Poznan is described in travel guides as a quaint, historic university city with a population of less than 1m. Most visitors to Poland are lured instead by bustling Warsaw or trendy Krakow, with Poznan attracting attention only because it lies on the Paris-Berlin-Moscow rail route.
But Poznan’s economic development officials weren’t about to let location scouts from Carlsberg, a DKr45 billion (€6 billion) Danish brewer, bypass their town. A smattering of other western companies — GlaxoSmithKline and Wrigley, to name a couple — already had factories and offices there, but city officials wanted a slice of the growing business from companies setting up centres to house their back-office processes in central and eastern Europe.
Poznan’s hearty welcome impressed Jørn Jensen, Carlsberg’s CFO and deputy CEO, who first visited in 2006. Until then, the company ran only a small shared service centre (SSC) for its Nordic units, so there was a lot riding on making the project a success. Opening an accounting SSC to serve all its European operations offered a “huge opportunity” as part of a series of group-wide programmes to align and streamline processes at Carlsberg, Jensen says.
But why Poznan rather than a more tried-and-tested SSC site, such as Dublin or Brussels? Jensen says that Poznan met all the critical requirements — a regularly replenished pool of recruits from the local university, a low-cost operating environment, and a pro-business fiscal and regulatory regime.
What’s more, it was off the beaten track. While companies have been facing rising costs in more popular cities, Jensen reckoned that Carlsberg would have an early-mover advantage in Poznan and wouldn’t encounter much competition for staff and other resources. “We were one of the first companies to set up [an SSC] in Poznan, which makes it far easier when it comes to getting the right people in place at the right price,” he says.

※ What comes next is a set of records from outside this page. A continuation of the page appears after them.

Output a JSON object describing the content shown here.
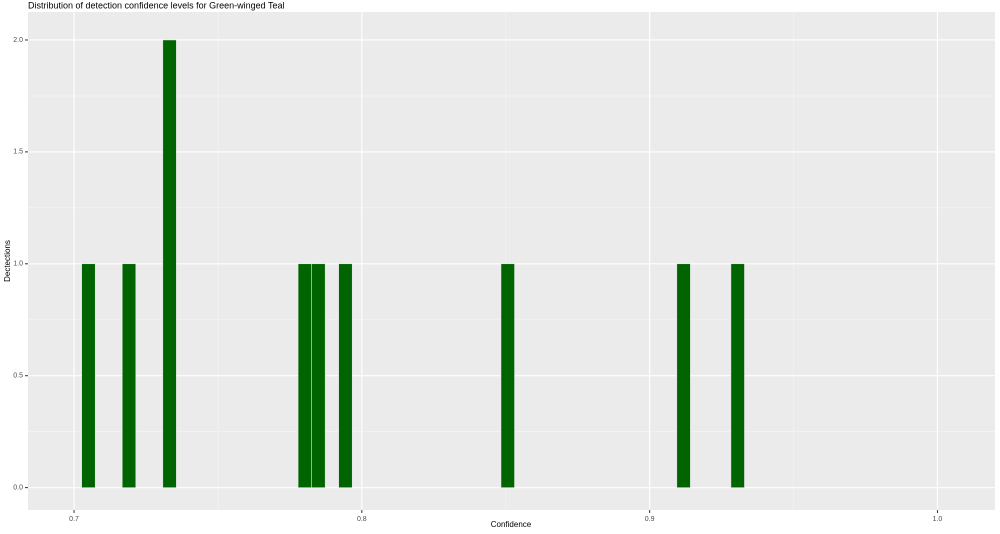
{
  "chart_data": {
    "type": "histogram",
    "title": "Distribution of detection confidence levels for Green-winged Teal",
    "x_label": "Confidence",
    "y_label": "Dectections",
    "bins": [
      0.70265,
      0.70735,
      0.71205,
      0.71675,
      0.72145,
      0.72615,
      0.73085,
      0.73555,
      0.74025,
      0.74495,
      0.74965,
      0.75435,
      0.75905,
      0.76375,
      0.76845,
      0.77315,
      0.77785,
      0.78255,
      0.78725,
      0.79195,
      0.79665,
      0.80135,
      0.80605,
      0.81075,
      0.81545,
      0.82015,
      0.82485,
      0.82955,
      0.83425,
      0.83895,
      0.84365,
      0.84835,
      0.85305,
      0.85775,
      0.86245,
      0.86715,
      0.87185,
      0.87655,
      0.88125,
      0.88595,
      0.89065,
      0.89535,
      0.90005,
      0.90475,
      0.90945,
      0.91415,
      0.91885,
      0.92355,
      0.92825,
      0.93295
    ],
    "values": [
      1,
      0,
      0,
      1,
      0,
      0,
      2,
      0,
      0,
      0,
      0,
      0,
      0,
      0,
      0,
      0,
      1,
      1,
      0,
      1,
      0,
      0,
      0,
      0,
      0,
      0,
      0,
      0,
      0,
      0,
      0,
      1,
      0,
      0,
      0,
      0,
      0,
      0,
      0,
      0,
      0,
      0,
      0,
      0,
      1,
      0,
      0,
      0,
      1
    ],
    "color": "#006400",
    "xlim": [
      0.684,
      1.02
    ],
    "ylim": [
      -0.1,
      2.125
    ],
    "xticks": [
      0.7,
      0.8,
      0.9,
      {
        "value": 1,
        "label": "1.0"
      }
    ],
    "yticks": [
      {
        "value": 0,
        "label": "0.0"
      },
      0.5,
      {
        "value": 1,
        "label": "1.0"
      },
      1.5,
      {
        "value": 2,
        "label": "2.0"
      }
    ],
    "grid": true,
    "minor_grid": true
  }
}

Jensen isn’t the only CFO to take an SSC into uncharted territory recently. And the good news is that the list of cities wooing CFOs like Jensen — from Poznan to Timisoara in Romania to Brno in the Czech Republic — is growing by the day. “I’m seeing new countries, new locations coming up on the [SSC] map,” says Steven Culp, managing director for finance and performance management in Europe at consultants Accenture. “At the same time, I’m seeing reinvention and specialisation in the countries that have been doing it for longer. Based on what an organisation is looking to achieve, I think now more than ever they have more options open to them.”
Yet more options can also mean more worries. Armed with a decade’s worth of lessons from SSC pioneers, CFOs now realise how a bad site decision can contribute to the demise of an SSC strategy. Choosing the wrong location could leave a company facing escalating costs, plummeting productivity and, for the CFO, a tattered reputation.
And there is more riding on SSC decisions than ever, as exceptionally lean teams with limited resources are expected to raise the bar in terms of the depth and complexity of the services that their centres provide. As Sachin Shah, a partner at Bain & Company, notes, “Ten years ago, one of the outputs of a finance transformation was to set up an SSC. Now it’s turned around — one of the outputs of an SSC has to be enabling finance transformation.”